How China and 'currency wars' are fuelling oil's plunge

How China and 'currency wars' are fuelling oil's plunge

A combination of factors has conspired to create a perfect storm for oil since mid-2014, but analysts are now contemplating how major currency fluctuations are fanning the flames for the commodity's latest lurch lower.

"The worries from China are leading the fall (in crude on Thursday) and with the devaluing (Chinese) yuan traders sense a currency war into the bargain," Malcolm Graham-Wood of Hydrocarbon Capital said in a morning note.

The equity free fall in China has many moving parts but traders have been focusing on the surprise yuan depreciation that the central bank has engineered at various points over the last few months.

On Thursday, the bank facilitated the yuan's biggest fall in in five months. The People's Bank of China (PBOC) set the official midpoint rate on the yuan 0.5 per cent weaker at 6.5646 per dollar, the lowest since March 2011, according to Reuters. The news agency highlighted that it tracked record losses in the more open offshore market for the yuan currency and was the biggest daily fall since last August, at the height of the last equity market storm in China.

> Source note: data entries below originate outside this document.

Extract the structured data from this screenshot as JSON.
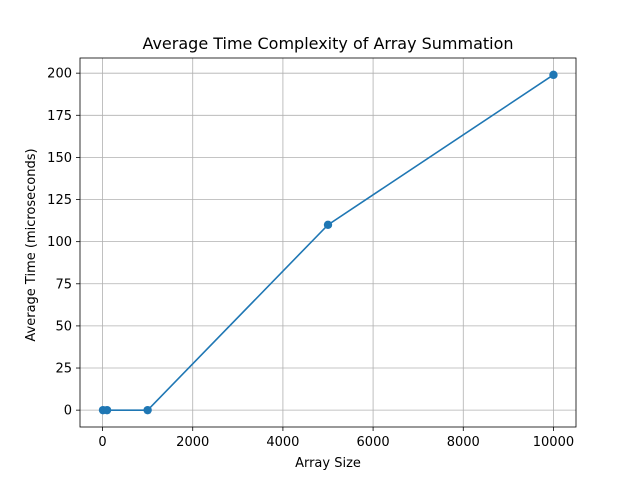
{
  "chart_data": {
    "type": "line",
    "title": "Average Time Complexity of Array Summation",
    "xlabel": "Array Size",
    "ylabel": "Average Time (microseconds)",
    "xlim": [
      -500,
      10500
    ],
    "ylim": [
      -10,
      209
    ],
    "xticks": [
      0,
      2000,
      4000,
      6000,
      8000,
      10000
    ],
    "yticks": [
      0,
      25,
      50,
      75,
      100,
      125,
      150,
      175,
      200
    ],
    "grid": true,
    "series": [
      {
        "color": "#1f77b4",
        "marker": "circle",
        "x": [
          10,
          100,
          1000,
          5000,
          10000
        ],
        "y": [
          0,
          0,
          0,
          110,
          199
        ]
      }
    ]
  }
}
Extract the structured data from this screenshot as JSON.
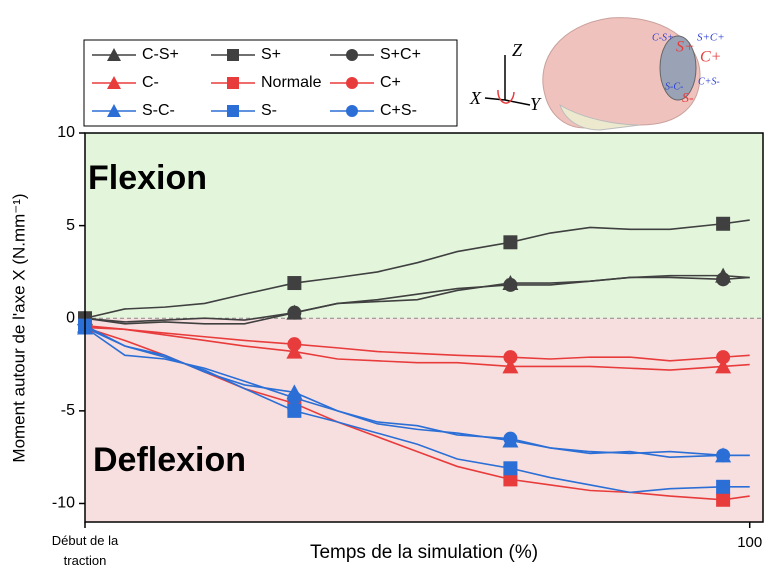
{
  "chart_data": {
    "type": "line",
    "y_label": "Moment autour de l'axe X (N.mm⁻¹)",
    "x_label": "Temps de la simulation (%)",
    "annotations": [
      "Flexion",
      "Deflexion"
    ],
    "x": [
      0,
      6,
      12,
      18,
      24,
      31.5,
      38,
      44,
      50,
      56,
      64,
      70,
      76,
      82,
      88,
      96,
      100
    ],
    "marker_x": [
      0,
      31.5,
      64,
      96
    ],
    "series": [
      {
        "name": "C-S+",
        "color": "#404040",
        "marker": "triangle",
        "values": [
          0,
          -0.3,
          -0.2,
          -0.3,
          -0.3,
          0.3,
          0.8,
          0.9,
          1.0,
          1.5,
          1.9,
          1.9,
          2.0,
          2.2,
          2.3,
          2.3,
          2.2
        ]
      },
      {
        "name": "S+",
        "color": "#404040",
        "marker": "square",
        "values": [
          0,
          0.5,
          0.6,
          0.8,
          1.3,
          1.9,
          2.2,
          2.5,
          3.0,
          3.6,
          4.1,
          4.6,
          4.9,
          4.8,
          4.8,
          5.1,
          5.3
        ]
      },
      {
        "name": "S+C+",
        "color": "#404040",
        "marker": "circle",
        "values": [
          0,
          -0.2,
          -0.1,
          0,
          -0.1,
          0.3,
          0.8,
          1.0,
          1.3,
          1.6,
          1.8,
          1.8,
          2.0,
          2.2,
          2.2,
          2.1,
          2.2
        ]
      },
      {
        "name": "C-",
        "color": "#e83c3c",
        "marker": "triangle",
        "values": [
          -0.4,
          -0.6,
          -0.9,
          -1.2,
          -1.5,
          -1.8,
          -2.2,
          -2.3,
          -2.4,
          -2.4,
          -2.6,
          -2.6,
          -2.6,
          -2.7,
          -2.8,
          -2.6,
          -2.5
        ]
      },
      {
        "name": "Normale",
        "color": "#e83c3c",
        "marker": "square",
        "values": [
          -0.5,
          -1.2,
          -2.0,
          -2.9,
          -3.8,
          -4.6,
          -5.6,
          -6.4,
          -7.2,
          -8.0,
          -8.7,
          -9.0,
          -9.3,
          -9.4,
          -9.6,
          -9.8,
          -9.6
        ]
      },
      {
        "name": "C+",
        "color": "#e83c3c",
        "marker": "circle",
        "values": [
          -0.5,
          -0.6,
          -0.8,
          -1.0,
          -1.2,
          -1.4,
          -1.6,
          -1.8,
          -1.9,
          -2.0,
          -2.1,
          -2.2,
          -2.1,
          -2.1,
          -2.3,
          -2.1,
          -2.0
        ]
      },
      {
        "name": "S-C-",
        "color": "#2b6fd6",
        "marker": "triangle",
        "values": [
          -0.5,
          -1.5,
          -2.0,
          -2.9,
          -3.6,
          -4.0,
          -5.0,
          -5.7,
          -6.0,
          -6.2,
          -6.6,
          -7.0,
          -7.2,
          -7.3,
          -7.2,
          -7.4,
          -7.4
        ]
      },
      {
        "name": "S-",
        "color": "#2b6fd6",
        "marker": "square",
        "values": [
          -0.4,
          -1.5,
          -2.1,
          -2.8,
          -3.8,
          -5.0,
          -5.6,
          -6.2,
          -6.8,
          -7.6,
          -8.1,
          -8.6,
          -9.0,
          -9.4,
          -9.2,
          -9.1,
          -9.1
        ]
      },
      {
        "name": "C+S-",
        "color": "#2b6fd6",
        "marker": "circle",
        "values": [
          -0.5,
          -2.0,
          -2.2,
          -2.7,
          -3.4,
          -4.3,
          -5.0,
          -5.6,
          -5.8,
          -6.3,
          -6.5,
          -7.0,
          -7.3,
          -7.2,
          -7.5,
          -7.4,
          -7.4
        ]
      }
    ],
    "xlim": [
      0,
      102
    ],
    "ylim": [
      -11,
      10
    ],
    "xticks": [
      {
        "value": 0,
        "label": "Début de la traction"
      },
      100
    ],
    "yticks": [
      10,
      5,
      0,
      -5,
      -10
    ],
    "positive_color": "#e3f6dc",
    "negative_color": "#f8dfdf"
  },
  "figure_inset": {
    "axes": [
      "Z",
      "X",
      "Y"
    ],
    "labels": [
      "S+",
      "C+",
      "S-",
      "C-S+",
      "S+C+",
      "C+S-",
      "S-C-"
    ]
  }
}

There have been discussions in the last few years over whether countries are purposefully debasing their own currencies -- a concern that was termed "currency wars" by Brazil's Finance Minister Guido Mantega in September 2010. A weaker currency can help a country's export-focused companies and - in the case of China - can alleviate greater concerns about stalling growth. Central banks often stress that exchange rates are not a primary policy goal and can be seen more as a positive by-product of monetary easing.

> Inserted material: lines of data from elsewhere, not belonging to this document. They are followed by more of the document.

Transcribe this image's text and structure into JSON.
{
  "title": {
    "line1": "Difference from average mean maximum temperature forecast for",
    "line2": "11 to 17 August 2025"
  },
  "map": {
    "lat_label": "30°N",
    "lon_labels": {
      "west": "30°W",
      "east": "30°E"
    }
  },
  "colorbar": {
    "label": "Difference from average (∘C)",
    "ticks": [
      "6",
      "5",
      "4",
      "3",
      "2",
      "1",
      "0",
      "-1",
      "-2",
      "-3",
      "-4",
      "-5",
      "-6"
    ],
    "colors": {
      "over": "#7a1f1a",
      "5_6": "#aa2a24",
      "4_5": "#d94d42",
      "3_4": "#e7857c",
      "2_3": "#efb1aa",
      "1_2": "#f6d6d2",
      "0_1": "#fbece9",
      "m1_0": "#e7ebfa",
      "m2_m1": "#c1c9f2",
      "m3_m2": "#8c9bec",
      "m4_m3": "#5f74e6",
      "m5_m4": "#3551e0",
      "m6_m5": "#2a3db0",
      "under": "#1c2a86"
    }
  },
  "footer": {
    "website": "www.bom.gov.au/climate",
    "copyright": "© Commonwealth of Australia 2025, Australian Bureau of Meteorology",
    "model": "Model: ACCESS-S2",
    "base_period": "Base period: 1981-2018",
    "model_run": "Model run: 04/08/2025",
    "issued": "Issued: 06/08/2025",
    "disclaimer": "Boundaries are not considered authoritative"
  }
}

However, if one country devalues its currency it can lead to others following suit. In the case of the US it can lead to a wave of deflation coming from cheaper goods produced in foreign countries. For oil, which is traditionally denominated in the greenback, it can dent demand by making it pricier for domestic consumers.

Gemma Godfrey, the founder and CEO of investment firm Moo.la called Thursday's unannounced move from the PBOC the "yuan yell."

"China is the largest importer of oil and the move will make the dollar-denominated commodity more expensive domestically. Therefore whether indicating a lower demand or not, it may have that very impact," she told CNBC via email.

Graham-Wood added that worries about China's economy are "really hitting oil hard" while Societe Generale's commodity analyst Jesper Dannesboe told CNBC that the currency move was making investors nervous that the Chinese economy is "perhaps weaker than previously thought or about to weaken further."

"If Chinese demand were to weaken this would be problematic for the global oil market as it is already severely oversupplied," he added.

China's apparent oil demand rose 1.5 per cent in November from a year earlier to 10.95 million barrels per day, according to a Platts China Oil Analytics report, released on Wednesday, which is based on the latest Chinese government data. It was the slowest growth since February 2015, but comes after Chinese demand growth for oil was generally solid for the whole of last year.

Barclays oil analyst Miswin Mahesh predicted that oil sellers could start to offer Chinese consumers the commodity denominated in their own currency.

"Especially given the current state of the oil market - being that of a buyer's market. And suppliers, from Russia to the Middle East competing for market share in Asia," he told CNBC via email.